In the pursuit of novel bishomoconjugated (σ-bishomoaromatic) 4N/7(6)e bonding motifs, (bisseco)pagodane/isopagodane and dodecahedrane-like, caged, proximate-parallel bishydrazines have been designed as suitable host skeletons. The derived radical cations and dications are characterized by calculations as cyclically in-plane delocalized (σ-bishomo-aromatic) species (4N/7(6)e). However, the synthetic approaches based on a pool of half-caged proximate-parallel bisdiazenes/bishydrazines and on strategies in part elaborated in the pagodane area have not led to the target structures.
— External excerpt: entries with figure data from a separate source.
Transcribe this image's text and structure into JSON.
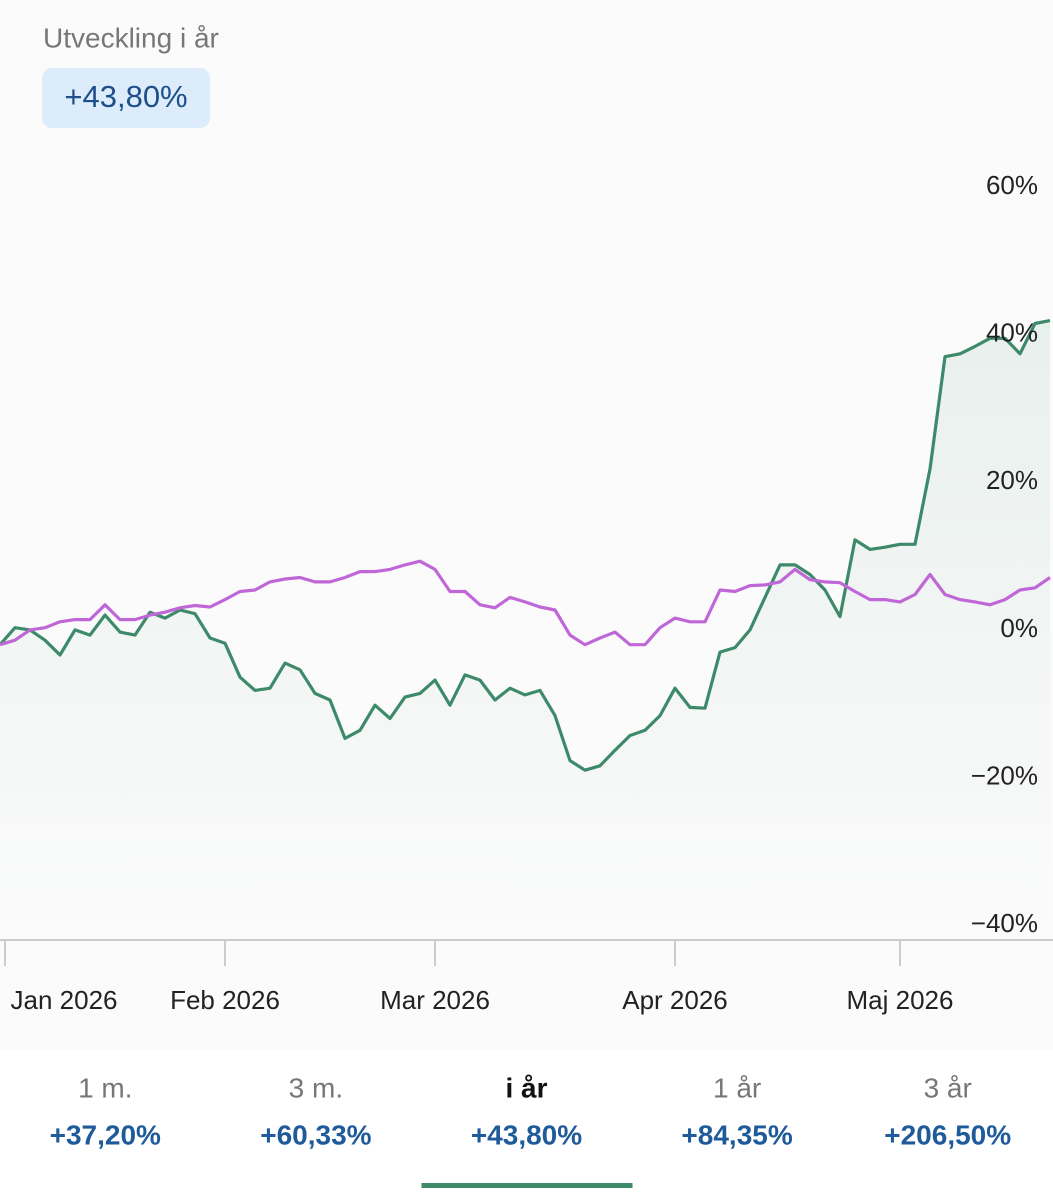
{
  "header": {
    "title": "Utveckling i år",
    "badge": "+43,80%"
  },
  "chart_data": {
    "type": "line",
    "categories": [
      "Jan 2026",
      null,
      null,
      null,
      null,
      null,
      null,
      null,
      null,
      null,
      null,
      null,
      null,
      null,
      null,
      "Feb 2026",
      null,
      null,
      null,
      null,
      null,
      null,
      null,
      null,
      null,
      null,
      null,
      null,
      null,
      "Mar 2026",
      null,
      null,
      null,
      null,
      null,
      null,
      null,
      null,
      null,
      null,
      null,
      null,
      null,
      null,
      null,
      "Apr 2026",
      null,
      null,
      null,
      null,
      null,
      null,
      null,
      null,
      null,
      null,
      null,
      null,
      null,
      null,
      "Maj 2026",
      null,
      null,
      null,
      null,
      null,
      null,
      null,
      null,
      null,
      null
    ],
    "series": [
      {
        "color": "#3d8a6a",
        "fill": true,
        "values": [
          -2,
          0.3,
          0,
          -1.4,
          -3.4,
          0,
          -0.7,
          2,
          -0.3,
          -0.7,
          2.4,
          1.6,
          2.7,
          2.2,
          -1.1,
          -1.8,
          -6.4,
          -8.2,
          -7.9,
          -4.5,
          -5.4,
          -8.6,
          -9.5,
          -14.7,
          -13.6,
          -10.2,
          -12,
          -9.1,
          -8.6,
          -6.8,
          -10.2,
          -6.1,
          -6.8,
          -9.5,
          -7.9,
          -8.8,
          -8.2,
          -11.6,
          -17.7,
          -19,
          -18.4,
          -16.3,
          -14.3,
          -13.6,
          -11.6,
          -7.9,
          -10.5,
          -10.6,
          -3,
          -2.4,
          0,
          4.4,
          8.8,
          8.8,
          7.5,
          5.4,
          1.8,
          12.2,
          10.9,
          11.2,
          11.6,
          11.6,
          21.8,
          37,
          37.4,
          38.4,
          39.5,
          39.5,
          37.4,
          41.5,
          41.9
        ]
      },
      {
        "color": "#c067d8",
        "fill": false,
        "values": [
          -2,
          -1.4,
          0,
          0.3,
          1.1,
          1.4,
          1.4,
          3.4,
          1.4,
          1.4,
          2,
          2.4,
          3,
          3.3,
          3.1,
          4.1,
          5.2,
          5.4,
          6.5,
          6.9,
          7.1,
          6.5,
          6.5,
          7.1,
          7.9,
          7.9,
          8.2,
          8.8,
          9.3,
          8.2,
          5.2,
          5.2,
          3.4,
          3,
          4.4,
          3.8,
          3.1,
          2.7,
          -0.7,
          -2,
          -1.1,
          -0.3,
          -2,
          -2,
          0.3,
          1.6,
          1.1,
          1.1,
          5.4,
          5.2,
          6,
          6.1,
          6.5,
          8.2,
          6.8,
          6.5,
          6.4,
          5.2,
          4.1,
          4.1,
          3.8,
          4.8,
          7.5,
          4.8,
          4.1,
          3.8,
          3.4,
          4.1,
          5.4,
          5.7,
          7.1
        ]
      }
    ],
    "ylim": [
      -42,
      65
    ],
    "yticks": [
      {
        "value": 60,
        "label": "60%"
      },
      {
        "value": 40,
        "label": "40%"
      },
      {
        "value": 20,
        "label": "20%"
      },
      {
        "value": 0,
        "label": "0%"
      },
      {
        "value": -20,
        "label": "−20%"
      },
      {
        "value": -40,
        "label": "−40%"
      }
    ]
  },
  "tabs": {
    "selected": 2,
    "items": [
      {
        "label": "1 m.",
        "change": "+37,20%"
      },
      {
        "label": "3 m.",
        "change": "+60,33%"
      },
      {
        "label": "i år",
        "change": "+43,80%"
      },
      {
        "label": "1 år",
        "change": "+84,35%"
      },
      {
        "label": "3 år",
        "change": "+206,50%"
      }
    ]
  }
}
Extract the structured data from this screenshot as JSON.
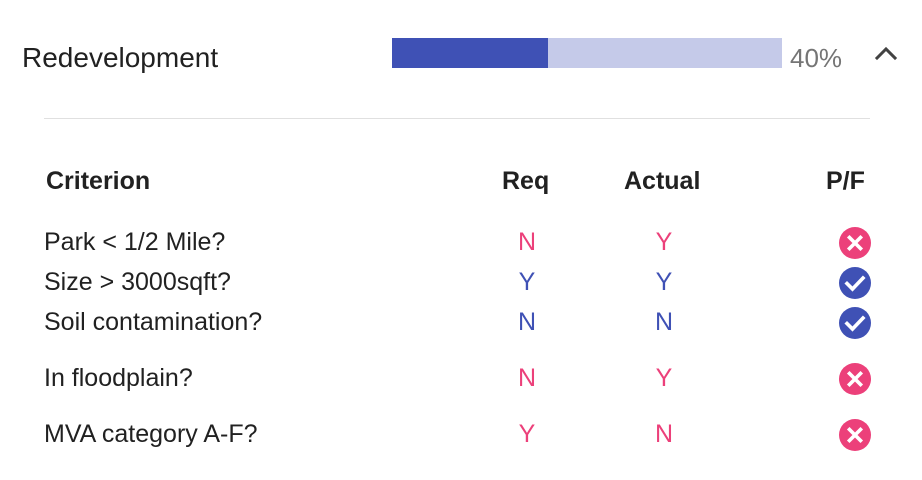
{
  "section": {
    "title": "Redevelopment",
    "progress_percent": 40,
    "progress_label": "40%",
    "collapse_icon": "chevron-up-icon"
  },
  "colors": {
    "progress_fill": "#3f51b5",
    "progress_track": "#c5cae9",
    "pass": "#3f51b5",
    "fail": "#ec407a"
  },
  "table": {
    "headers": {
      "criterion": "Criterion",
      "req": "Req",
      "actual": "Actual",
      "pf": "P/F"
    },
    "rows": [
      {
        "criterion": "Park < 1/2 Mile?",
        "req": "N",
        "actual": "Y",
        "result": "fail",
        "icon": "fail-x-icon"
      },
      {
        "criterion": "Size > 3000sqft?",
        "req": "Y",
        "actual": "Y",
        "result": "pass",
        "icon": "pass-check-icon"
      },
      {
        "criterion": "Soil contamination?",
        "req": "N",
        "actual": "N",
        "result": "pass",
        "icon": "pass-check-icon"
      },
      {
        "criterion": "In floodplain?",
        "req": "N",
        "actual": "Y",
        "result": "fail",
        "icon": "fail-x-icon"
      },
      {
        "criterion": "MVA category A-F?",
        "req": "Y",
        "actual": "N",
        "result": "fail",
        "icon": "fail-x-icon"
      }
    ]
  }
}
Half-caged, rather flexible bis(N,N′-bicyclic) bishydrazines (9,10) evolved as the structurally closest synthetically accessible model compounds. Whilst CV (PE, ESR)measurements were not suggestive of significant through-space interaction in the respective radical cations and dications, DFT calculations (B3LYP/6-31G*) identified a singlet dication (102+) as proximate, cyclically in-plane delocalized species, which, however, relaxed into a more stable, more distant triplet. In an Appendix, selected examples are presented for the synthetic utilization of proximate-parallel bisdiazenes (bishydrazines) in the area of more or less preorganized, semi- to fully caged tetra(hexa)azapolycyclic molecules. © Wiley-VCH Verlag GmbH & Co. KGaA, 69451 Weinheim, Germany, 2005.